Você pode andar sem medo por suas ruas a qualquer hora do dia ou da noite e não deve estranhar se as criadas das casas chiques vierem conversar com você em inglês. Algumas são bilingues, mas a maioria delas com seus longos cabelos negros de índias, só falam a língua nativa da Guiana Inglesa, de onde emigraram. Não gostam de cozinhar feijão e detestam peixe, que é o que mais tem nestas terras de savanas a perder de vista.

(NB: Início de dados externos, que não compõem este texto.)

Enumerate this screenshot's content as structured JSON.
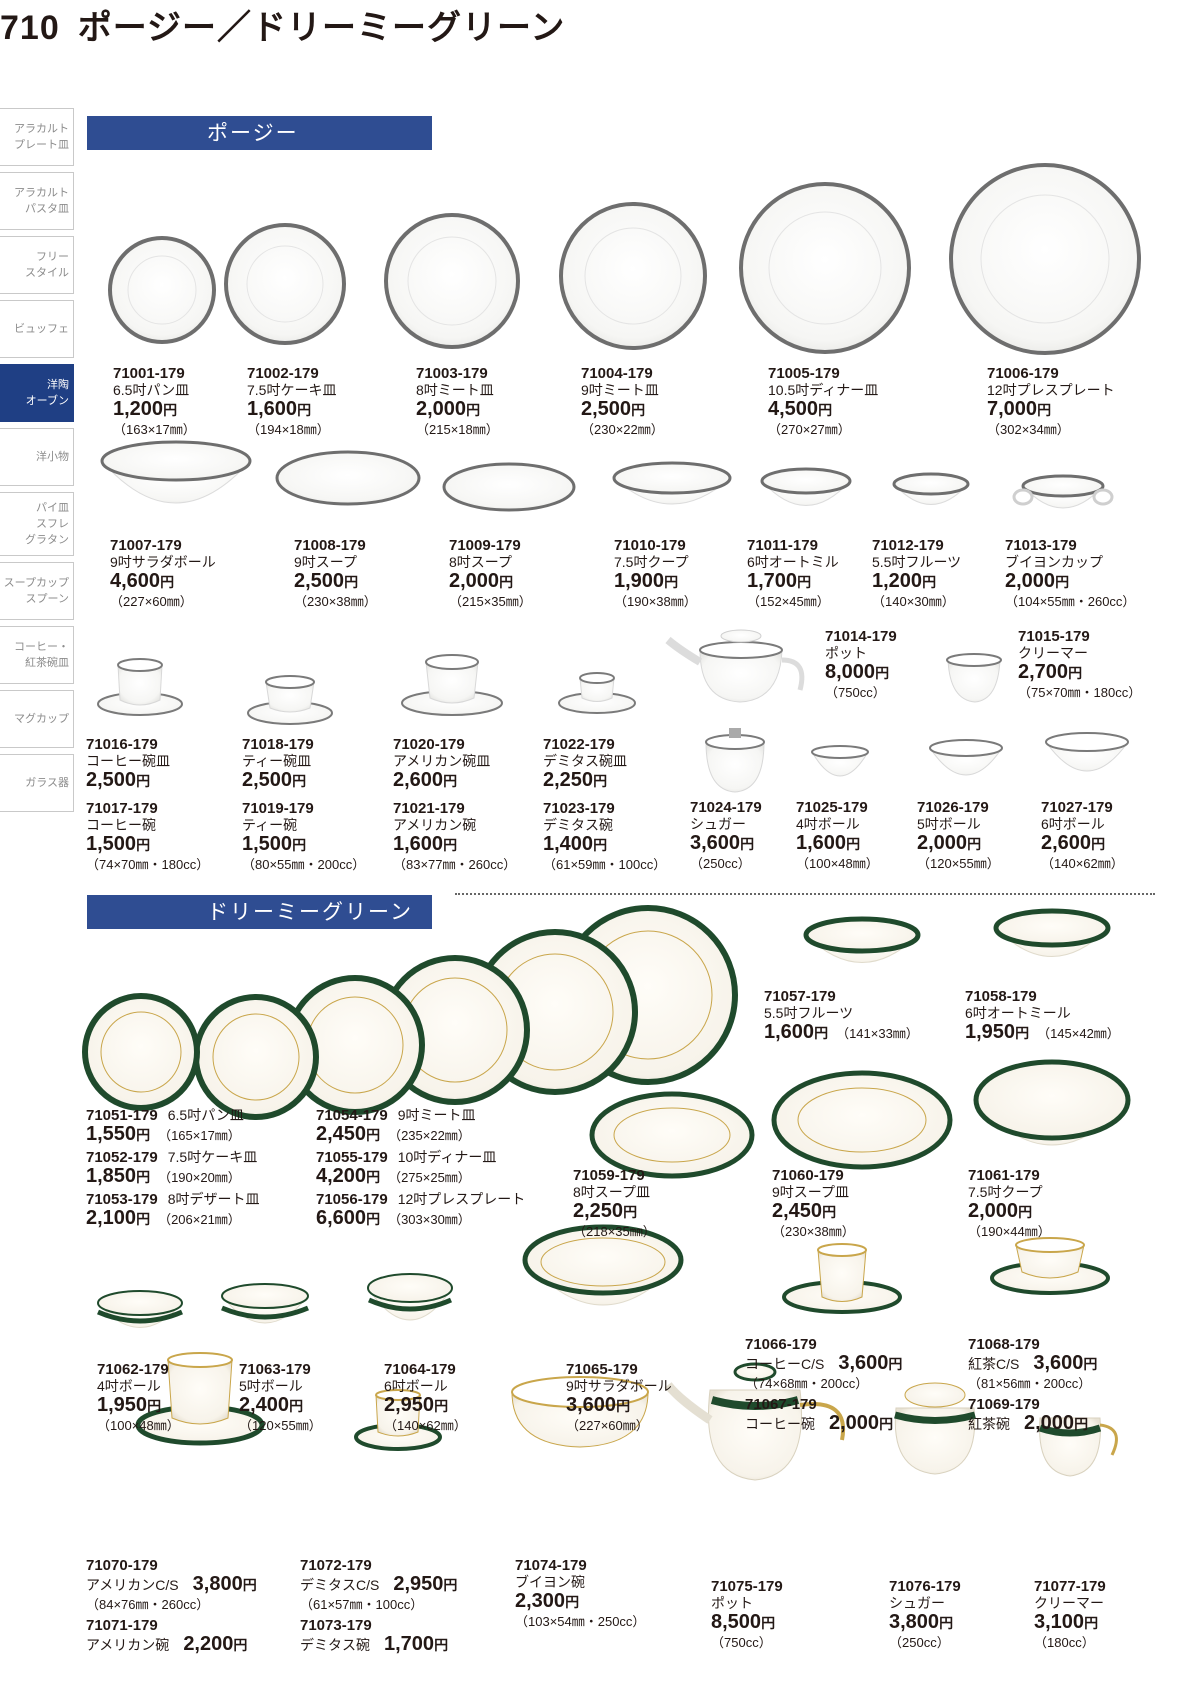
{
  "page": {
    "number": "710",
    "title": "ポージー／ドリーミーグリーン"
  },
  "sidebar": [
    {
      "label": "アラカルト\nプレート皿",
      "active": false
    },
    {
      "label": "アラカルト\nパスタ皿",
      "active": false
    },
    {
      "label": "フリー\nスタイル",
      "active": false
    },
    {
      "label": "ビュッフェ",
      "active": false
    },
    {
      "label": "洋陶\nオーブン",
      "active": true
    },
    {
      "label": "洋小物",
      "active": false
    },
    {
      "label": "パイ皿\nスフレ\nグラタン",
      "active": false
    },
    {
      "label": "スープカップ\nスプーン",
      "active": false
    },
    {
      "label": "コーヒー・\n紅茶碗皿",
      "active": false
    },
    {
      "label": "マグカップ",
      "active": false
    },
    {
      "label": "ガラス器",
      "active": false
    }
  ],
  "sections": {
    "posy": "ポージー",
    "dreamy": "ドリーミーグリーン"
  },
  "yen": "円",
  "posy": [
    {
      "code": "71001-179",
      "name": "6.5吋パン皿",
      "price": "1,200",
      "dims": "（163×17㎜）"
    },
    {
      "code": "71002-179",
      "name": "7.5吋ケーキ皿",
      "price": "1,600",
      "dims": "（194×18㎜）"
    },
    {
      "code": "71003-179",
      "name": "8吋ミート皿",
      "price": "2,000",
      "dims": "（215×18㎜）"
    },
    {
      "code": "71004-179",
      "name": "9吋ミート皿",
      "price": "2,500",
      "dims": "（230×22㎜）"
    },
    {
      "code": "71005-179",
      "name": "10.5吋ディナー皿",
      "price": "4,500",
      "dims": "（270×27㎜）"
    },
    {
      "code": "71006-179",
      "name": "12吋プレスプレート",
      "price": "7,000",
      "dims": "（302×34㎜）"
    },
    {
      "code": "71007-179",
      "name": "9吋サラダボール",
      "price": "4,600",
      "dims": "（227×60㎜）"
    },
    {
      "code": "71008-179",
      "name": "9吋スープ",
      "price": "2,500",
      "dims": "（230×38㎜）"
    },
    {
      "code": "71009-179",
      "name": "8吋スープ",
      "price": "2,000",
      "dims": "（215×35㎜）"
    },
    {
      "code": "71010-179",
      "name": "7.5吋クープ",
      "price": "1,900",
      "dims": "（190×38㎜）"
    },
    {
      "code": "71011-179",
      "name": "6吋オートミル",
      "price": "1,700",
      "dims": "（152×45㎜）"
    },
    {
      "code": "71012-179",
      "name": "5.5吋フルーツ",
      "price": "1,200",
      "dims": "（140×30㎜）"
    },
    {
      "code": "71013-179",
      "name": "ブイヨンカップ",
      "price": "2,000",
      "dims": "（104×55㎜・260cc）"
    },
    {
      "code": "71014-179",
      "name": "ポット",
      "price": "8,000",
      "dims": "（750cc）"
    },
    {
      "code": "71015-179",
      "name": "クリーマー",
      "price": "2,700",
      "dims": "（75×70㎜・180cc）"
    },
    {
      "code": "71016-179",
      "name": "コーヒー碗皿",
      "price": "2,500"
    },
    {
      "code": "71018-179",
      "name": "ティー碗皿",
      "price": "2,500"
    },
    {
      "code": "71020-179",
      "name": "アメリカン碗皿",
      "price": "2,600"
    },
    {
      "code": "71022-179",
      "name": "デミタス碗皿",
      "price": "2,250"
    },
    {
      "code": "71017-179",
      "name": "コーヒー碗",
      "price": "1,500",
      "dims": "（74×70㎜・180cc）"
    },
    {
      "code": "71019-179",
      "name": "ティー碗",
      "price": "1,500",
      "dims": "（80×55㎜・200cc）"
    },
    {
      "code": "71021-179",
      "name": "アメリカン碗",
      "price": "1,600",
      "dims": "（83×77㎜・260cc）"
    },
    {
      "code": "71023-179",
      "name": "デミタス碗",
      "price": "1,400",
      "dims": "（61×59㎜・100cc）"
    },
    {
      "code": "71024-179",
      "name": "シュガー",
      "price": "3,600",
      "dims": "（250cc）"
    },
    {
      "code": "71025-179",
      "name": "4吋ボール",
      "price": "1,600",
      "dims": "（100×48㎜）"
    },
    {
      "code": "71026-179",
      "name": "5吋ボール",
      "price": "2,000",
      "dims": "（120×55㎜）"
    },
    {
      "code": "71027-179",
      "name": "6吋ボール",
      "price": "2,600",
      "dims": "（140×62㎜）"
    }
  ],
  "dreamy": [
    {
      "code": "71057-179",
      "name": "5.5吋フルーツ",
      "price": "1,600",
      "dims": "（141×33㎜）"
    },
    {
      "code": "71058-179",
      "name": "6吋オートミール",
      "price": "1,950",
      "dims": "（145×42㎜）"
    },
    {
      "code": "71051-179",
      "name": "6.5吋パン皿",
      "price": "1,550",
      "dims": "（165×17㎜）"
    },
    {
      "code": "71052-179",
      "name": "7.5吋ケーキ皿",
      "price": "1,850",
      "dims": "（190×20㎜）"
    },
    {
      "code": "71053-179",
      "name": "8吋デザート皿",
      "price": "2,100",
      "dims": "（206×21㎜）"
    },
    {
      "code": "71054-179",
      "name": "9吋ミート皿",
      "price": "2,450",
      "dims": "（235×22㎜）"
    },
    {
      "code": "71055-179",
      "name": "10吋ディナー皿",
      "price": "4,200",
      "dims": "（275×25㎜）"
    },
    {
      "code": "71056-179",
      "name": "12吋プレスプレート",
      "price": "6,600",
      "dims": "（303×30㎜）"
    },
    {
      "code": "71059-179",
      "name": "8吋スープ皿",
      "price": "2,250",
      "dims": "（218×35㎜）"
    },
    {
      "code": "71060-179",
      "name": "9吋スープ皿",
      "price": "2,450",
      "dims": "（230×38㎜）"
    },
    {
      "code": "71061-179",
      "name": "7.5吋クープ",
      "price": "2,000",
      "dims": "（190×44㎜）"
    },
    {
      "code": "71062-179",
      "name": "4吋ボール",
      "price": "1,950",
      "dims": "（100×48㎜）"
    },
    {
      "code": "71063-179",
      "name": "5吋ボール",
      "price": "2,400",
      "dims": "（120×55㎜）"
    },
    {
      "code": "71064-179",
      "name": "6吋ボール",
      "price": "2,950",
      "dims": "（140×62㎜）"
    },
    {
      "code": "71065-179",
      "name": "9吋サラダボール",
      "price": "3,600",
      "dims": "（227×60㎜）"
    },
    {
      "code": "71066-179",
      "name": "コーヒーC/S",
      "price": "3,600",
      "dims": "（74×68㎜・200cc）"
    },
    {
      "code": "71067-179",
      "name": "コーヒー碗",
      "price": "2,000"
    },
    {
      "code": "71068-179",
      "name": "紅茶C/S",
      "price": "3,600",
      "dims": "（81×56㎜・200cc）"
    },
    {
      "code": "71069-179",
      "name": "紅茶碗",
      "price": "2,000"
    },
    {
      "code": "71070-179",
      "name": "アメリカンC/S",
      "price": "3,800",
      "dims": "（84×76㎜・260cc）"
    },
    {
      "code": "71071-179",
      "name": "アメリカン碗",
      "price": "2,200"
    },
    {
      "code": "71072-179",
      "name": "デミタスC/S",
      "price": "2,950",
      "dims": "（61×57㎜・100cc）"
    },
    {
      "code": "71073-179",
      "name": "デミタス碗",
      "price": "1,700"
    },
    {
      "code": "71074-179",
      "name": "ブイヨン碗",
      "price": "2,300",
      "dims": "（103×54㎜・250cc）"
    },
    {
      "code": "71075-179",
      "name": "ポット",
      "price": "8,500",
      "dims": "（750cc）"
    },
    {
      "code": "71076-179",
      "name": "シュガー",
      "price": "3,800",
      "dims": "（250cc）"
    },
    {
      "code": "71077-179",
      "name": "クリーマー",
      "price": "3,100",
      "dims": "（180cc）"
    }
  ],
  "colors": {
    "navy": "#2f4d92",
    "platinum_rim": "#6e6e6e",
    "green_rim": "#1f4a2c",
    "gold": "#c9a64b"
  }
}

O mais estranho, porém, é não poder ver ao vivo o jogo Fluminense e São Paulo, pela Taça Libertadores, que a Globo transmitiu para todo o país naquela noite de quarta-feira. Saí correndo do local da palestra, que estava lotado por mais de 500 pessoas, em sua maioria jovens estudantes, para ver se pegava pelo menos uma parte do jogo, mas a Globo estava transmitindo outra coisa àquela hora.
Só à meia noite daqui (o fuso é uma hora a menos do horário de Brasília), quando finalmente cheguei ao hotel, depois de comer um belo matrinchã na brasa, entrou no ar na Globo o vídeo-tape com os melhores momentos do jogo, como acontecia muito antigamente nos tempos em que não se via futebol ao vivo na televisão em qualquer parte do país à mesma hora. Vai ver que é por isso que deram o apelido de “guerra do fim do mundo”, tão longe e tão perto fica Roraima do Brasil.
Alfredo Maia
Policiais fazem a segurança no Vale do Surumu
As tropas federais já levantaram acampamento, os índios organizados pelas lideranças do CIR na Vila Surumu se dispersaram ou passam os dias jogam futebol, reina uma estranha e silenciosa paz em toda a região, só abalada com a barulhenta volta do líder Paulo César Quartiero, que logo seguiu para seu quartel-general em Paracaima.
Agora, todos estão à espera da decisão dos ministros do Supremo Tribunal Federal, que anunciarão com quem devem ficar as terras de Raposa Serra do Sol. Prevista, segundo as últimas informações de Brasília, para meados de junho, qualquer que seja a sentença do STF, dificilmente a paz voltará a reinar na região.
O governo federal mexeu com um vespeiro e vai ser difícil colocar ordem novamente na colméia. Há muitos interesses em jogo nestas terras, onde o império da lei ainda é um sonho distante e a cobiça tem várias latitudes e nacionalidades. Enquanto isso, o poder político local, que é quem está dando cartas e continua comprando terras, discute se Quartiero deverá ser candidato a governador ou a senador nas próximas eleições.
O pior de tudo: desde o dia 8 de maio, quando um atentado atribuído pela Polícia Federal às tropas de Quartiero deixou dez índios feridos, os 1008 professores indígenas deixaram de dar aulas nas 203 unidades que atendem 11 mil crianças nas aldeias, por absoluta falta de segurança. Duas das vítimas do atentado eram estudantes, um deles menor de idade.
“São problemas graves que acabam com os direitos dos povos indígenas. Decidimos suspender as aulas porque não há segurança. Enquanto o Supremo Tribunal Federal não decidir, não podemos dar aula”, disse o coordenador do Centro Regional Mirikiô Makuxi, ao jornal “Monte Roraima”.